18 Toen zeide de koning tot Doeg: Wend gij u, en val aan op de priesters. Toen wendde zich Doeg, de Edomiet, en hij viel aan op de priesters, en doodde te dien dage vijf en tachtig mannen, die den linnen lijfrok droegen.
And the kyng seide to Doech, Turne thou, and hurle in to the preestis of the Lord. And Doech of Ydumee turnede, and hurlide in to the preestis, and stranglide in that dai foure score and fyue men, clothid with `ephoth of lynnun cloth.
19 Hij sloeg ook Nob, de stad dezer priesters, met de scherpte des zwaards, van den man tot de vrouw, van de kinderen tot de zuigelingen, zelfs de ossen en ezels, en de schapen, sloeg hij met de scherpte des zwaards.

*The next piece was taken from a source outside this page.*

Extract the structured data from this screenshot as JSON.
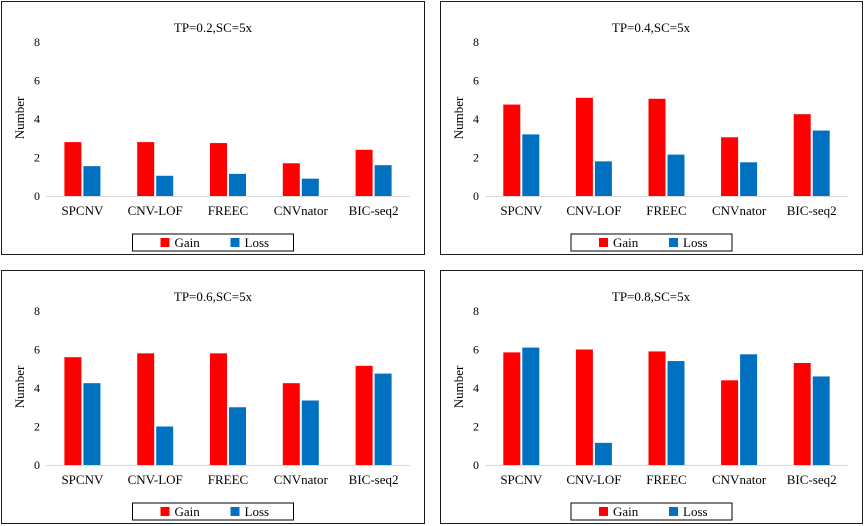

Forsothe he smoot Nobe, the citee of preestis, by the scharpnesse of swerd, men and wymmen, litle children and soukynge, and oxe, and asse, and sheep, bi the scharpnesse of swerd.
20 Doch een der zonen van Achimelech, den zoon van Ahitub, ontkwam, wiens naam was Abjathar; die vluchtte David na.
Forsothe o sone of Achymelech, sone of Achitob, ascapide, of which sone the name was Abiathar; and he fledde to Dauid,
21 En Abjathar boodschapte het David, dat Saul de priesteren des HEEREN gedood had.
and telde to hym that Saul hadde slayn the preestis of the Lord.
22 Toen zeide David tot Abjathar: Ik wist wel te dien dage, toen Doeg, de Edomiet, daar was, dat hij het voorzeker Saul zou te kennen geven; ik heb oorzaak gegeven tegen al de zielen van uws vaders huis.
And Dauid seide to Abiathar, Sotheli Y wiste, `that is, Y coniectide, ether dredde, in that dai, that whanne Doech of Ydumee was there, he wolde telle with out doute to Saul; Y am gilti of alle the lyues of thi fadir.
23 Blijf bij mij; vrees niet; want wie mijn ziel zoeken zal, die zal uw ziel zoeken; maar gij zult met mij in bewaring zijn.
Dwelle thou with me, drede thou not; if ony man sekith thi lijf, he schal seke also my lijf, and thou schalt be kept with me.